7 December 2012 ~ Max Clifford and Stuart Hall
Let me begin by saying I have no knowledge of either Max or Stuart other than what has appeared in the media. This is not about their guilt or innocence relating to charges that have not been heard in court.
Stuart Hall was pretty much a non-entity as far as I was concerned. I couldn't recall hearing him on radio or seeing him on TV. I found myself responding to the reports of child abuse with a "let's wait and see" attitude.
The news about Max Clifford, however, shocked me. When I thought about my reaction I realised that I had formed a favourable opinion of the man without ever meeting him or speaking to anyone who knew him well. And yet I dislike much of his business; part of his fortune has come from supplying the tabloids with salcious prattle. What had overcome these reservations were the media mentions of how he cared for his disabled daughter. Again, I have no real knowledge of Max's relationships with his family.
What I do know is that he is a consummate publicist. On reflection, I would be very surprised if he had not called in favours from editors and journalists to create an image that went some way to ameliorate the public's opinion of him. I put my hand up to being taken by this.

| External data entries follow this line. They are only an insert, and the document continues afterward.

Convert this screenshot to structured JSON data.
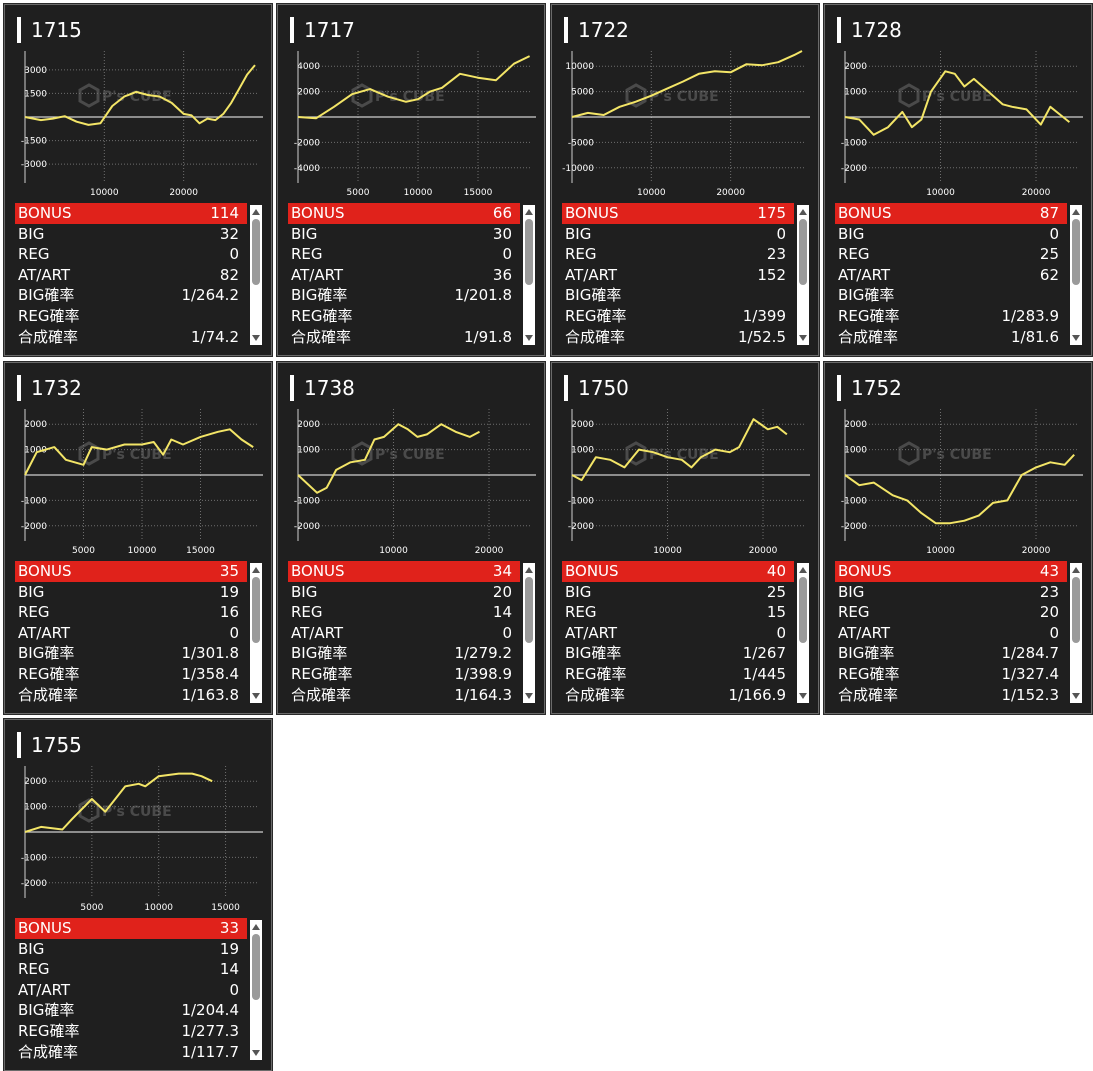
{
  "labels": {
    "bonus": "BONUS",
    "big": "BIG",
    "reg": "REG",
    "at": "AT/ART",
    "big_rate": "BIG確率",
    "reg_rate": "REG確率",
    "total_rate": "合成確率"
  },
  "colors": {
    "line": "#f3e567",
    "bonus_bg": "#e0221b",
    "card_bg": "#1f1f1f",
    "axis": "#cfcfcf",
    "grid": "#6f6f6f"
  },
  "watermark": "P's CUBE",
  "machines": [
    {
      "id": "1715",
      "stats": {
        "bonus": "114",
        "big": "32",
        "reg": "0",
        "at": "82",
        "big_rate": "1/264.2",
        "reg_rate": "",
        "total_rate": "1/74.2"
      }
    },
    {
      "id": "1717",
      "stats": {
        "bonus": "66",
        "big": "30",
        "reg": "0",
        "at": "36",
        "big_rate": "1/201.8",
        "reg_rate": "",
        "total_rate": "1/91.8"
      }
    },
    {
      "id": "1722",
      "stats": {
        "bonus": "175",
        "big": "0",
        "reg": "23",
        "at": "152",
        "big_rate": "",
        "reg_rate": "1/399",
        "total_rate": "1/52.5"
      }
    },
    {
      "id": "1728",
      "stats": {
        "bonus": "87",
        "big": "0",
        "reg": "25",
        "at": "62",
        "big_rate": "",
        "reg_rate": "1/283.9",
        "total_rate": "1/81.6"
      }
    },
    {
      "id": "1732",
      "stats": {
        "bonus": "35",
        "big": "19",
        "reg": "16",
        "at": "0",
        "big_rate": "1/301.8",
        "reg_rate": "1/358.4",
        "total_rate": "1/163.8"
      }
    },
    {
      "id": "1738",
      "stats": {
        "bonus": "34",
        "big": "20",
        "reg": "14",
        "at": "0",
        "big_rate": "1/279.2",
        "reg_rate": "1/398.9",
        "total_rate": "1/164.3"
      }
    },
    {
      "id": "1750",
      "stats": {
        "bonus": "40",
        "big": "25",
        "reg": "15",
        "at": "0",
        "big_rate": "1/267",
        "reg_rate": "1/445",
        "total_rate": "1/166.9"
      }
    },
    {
      "id": "1752",
      "stats": {
        "bonus": "43",
        "big": "23",
        "reg": "20",
        "at": "0",
        "big_rate": "1/284.7",
        "reg_rate": "1/327.4",
        "total_rate": "1/152.3"
      }
    },
    {
      "id": "1755",
      "stats": {
        "bonus": "33",
        "big": "19",
        "reg": "14",
        "at": "0",
        "big_rate": "1/204.4",
        "reg_rate": "1/277.3",
        "total_rate": "1/117.7"
      }
    }
  ],
  "chart_data": [
    {
      "type": "line",
      "xlim": [
        0,
        29500
      ],
      "ylim": [
        -4200,
        4200
      ],
      "xticks": [
        10000,
        20000
      ],
      "yticks": [
        3000,
        1500,
        -1500,
        -3000
      ],
      "x": [
        0,
        2000,
        3500,
        5000,
        6500,
        8000,
        9500,
        11000,
        12500,
        14000,
        15500,
        17000,
        18500,
        20000,
        21000,
        22000,
        23000,
        24000,
        25000,
        26000,
        27000,
        28000,
        29000
      ],
      "y": [
        0,
        -200,
        -100,
        50,
        -300,
        -500,
        -400,
        700,
        1300,
        1600,
        1400,
        1300,
        900,
        200,
        100,
        -400,
        -100,
        -200,
        200,
        900,
        1800,
        2700,
        3300
      ]
    },
    {
      "type": "line",
      "xlim": [
        0,
        19500
      ],
      "ylim": [
        -5200,
        5200
      ],
      "xticks": [
        5000,
        10000,
        15000
      ],
      "yticks": [
        4000,
        2000,
        -2000,
        -4000
      ],
      "x": [
        0,
        1500,
        3000,
        4500,
        6000,
        7500,
        9000,
        10000,
        11000,
        12000,
        13500,
        15000,
        16500,
        18000,
        19300
      ],
      "y": [
        0,
        -100,
        800,
        1800,
        2200,
        1600,
        1200,
        1400,
        2000,
        2300,
        3400,
        3100,
        2900,
        4200,
        4800
      ]
    },
    {
      "type": "line",
      "xlim": [
        0,
        29500
      ],
      "ylim": [
        -13000,
        13000
      ],
      "xticks": [
        10000,
        20000
      ],
      "yticks": [
        10000,
        5000,
        -5000,
        -10000
      ],
      "x": [
        0,
        2000,
        4000,
        6000,
        8000,
        10000,
        12000,
        14000,
        16000,
        18000,
        20000,
        22000,
        24000,
        26000,
        28000,
        29000
      ],
      "y": [
        0,
        800,
        400,
        2000,
        3000,
        4200,
        5600,
        7000,
        8500,
        9000,
        8800,
        10400,
        10200,
        10800,
        12200,
        13000
      ]
    },
    {
      "type": "line",
      "xlim": [
        0,
        24500
      ],
      "ylim": [
        -2600,
        2600
      ],
      "xticks": [
        10000,
        20000
      ],
      "yticks": [
        2000,
        1000,
        -1000,
        -2000
      ],
      "x": [
        0,
        1500,
        3000,
        4500,
        6000,
        7000,
        8000,
        9000,
        10500,
        11500,
        12500,
        13500,
        15000,
        16500,
        17500,
        19000,
        20500,
        21500,
        22500,
        23500
      ],
      "y": [
        0,
        -100,
        -700,
        -400,
        200,
        -400,
        -100,
        1000,
        1800,
        1700,
        1200,
        1500,
        1000,
        500,
        400,
        300,
        -300,
        400,
        100,
        -200
      ]
    },
    {
      "type": "line",
      "xlim": [
        0,
        20000
      ],
      "ylim": [
        -2600,
        2600
      ],
      "xticks": [
        5000,
        10000,
        15000
      ],
      "yticks": [
        2000,
        1000,
        -1000,
        -2000
      ],
      "x": [
        0,
        1000,
        2500,
        3500,
        5000,
        5700,
        7000,
        8500,
        10000,
        11000,
        11800,
        12500,
        13500,
        15000,
        16500,
        17500,
        18500,
        19500
      ],
      "y": [
        0,
        900,
        1100,
        600,
        400,
        1100,
        1000,
        1200,
        1200,
        1300,
        800,
        1400,
        1200,
        1500,
        1700,
        1800,
        1400,
        1100
      ]
    },
    {
      "type": "line",
      "xlim": [
        0,
        24500
      ],
      "ylim": [
        -2600,
        2600
      ],
      "xticks": [
        10000,
        20000
      ],
      "yticks": [
        2000,
        1000,
        -1000,
        -2000
      ],
      "x": [
        0,
        2000,
        3000,
        4000,
        5500,
        7000,
        8000,
        9000,
        10500,
        11500,
        12500,
        13500,
        15000,
        16500,
        18000,
        19000
      ],
      "y": [
        0,
        -700,
        -500,
        200,
        500,
        600,
        1400,
        1500,
        2000,
        1800,
        1500,
        1600,
        2000,
        1700,
        1500,
        1700
      ]
    },
    {
      "type": "line",
      "xlim": [
        0,
        24500
      ],
      "ylim": [
        -2600,
        2600
      ],
      "xticks": [
        10000,
        20000
      ],
      "yticks": [
        2000,
        1000,
        -1000,
        -2000
      ],
      "x": [
        0,
        1000,
        2500,
        4000,
        5500,
        7000,
        8500,
        10000,
        11500,
        12500,
        13500,
        15000,
        16500,
        17500,
        19000,
        20500,
        21500,
        22500
      ],
      "y": [
        0,
        -200,
        700,
        600,
        300,
        1000,
        900,
        700,
        600,
        300,
        700,
        1000,
        900,
        1100,
        2200,
        1800,
        1900,
        1600
      ]
    },
    {
      "type": "line",
      "xlim": [
        0,
        24500
      ],
      "ylim": [
        -2600,
        2600
      ],
      "xticks": [
        10000,
        20000
      ],
      "yticks": [
        2000,
        1000,
        -1000,
        -2000
      ],
      "x": [
        0,
        1500,
        3000,
        5000,
        6500,
        8000,
        9500,
        11000,
        12500,
        14000,
        15500,
        17000,
        18500,
        20000,
        21500,
        23000,
        24000
      ],
      "y": [
        0,
        -400,
        -300,
        -800,
        -1000,
        -1500,
        -1900,
        -1900,
        -1800,
        -1600,
        -1100,
        -1000,
        0,
        300,
        500,
        400,
        800
      ]
    },
    {
      "type": "line",
      "xlim": [
        0,
        17500
      ],
      "ylim": [
        -2600,
        2600
      ],
      "xticks": [
        5000,
        10000,
        15000
      ],
      "yticks": [
        2000,
        1000,
        -1000,
        -2000
      ],
      "x": [
        0,
        1200,
        2800,
        3500,
        5000,
        6000,
        7500,
        8500,
        9000,
        10000,
        11500,
        12500,
        13200,
        14000
      ],
      "y": [
        0,
        200,
        100,
        500,
        1300,
        800,
        1800,
        1900,
        1800,
        2200,
        2300,
        2300,
        2200,
        2000
      ]
    }
  ]
}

With regard to Jimmy Saville's PR while he was alive, it never changed my dislike of the bleached blond blinger. I prefer my charity heroes to come with considerably less ego and more dress sense. The stories about his predation when they came out, while shocking, did not altogether surprise me. Not because I was one those privy to the scandals before the deluge, but simply because more often than not when he appeared on TV he gave me the creeps.
And yet my dislike of Jimmy before his disgrace was based on prejudice no less than my opinion of Max Clifford.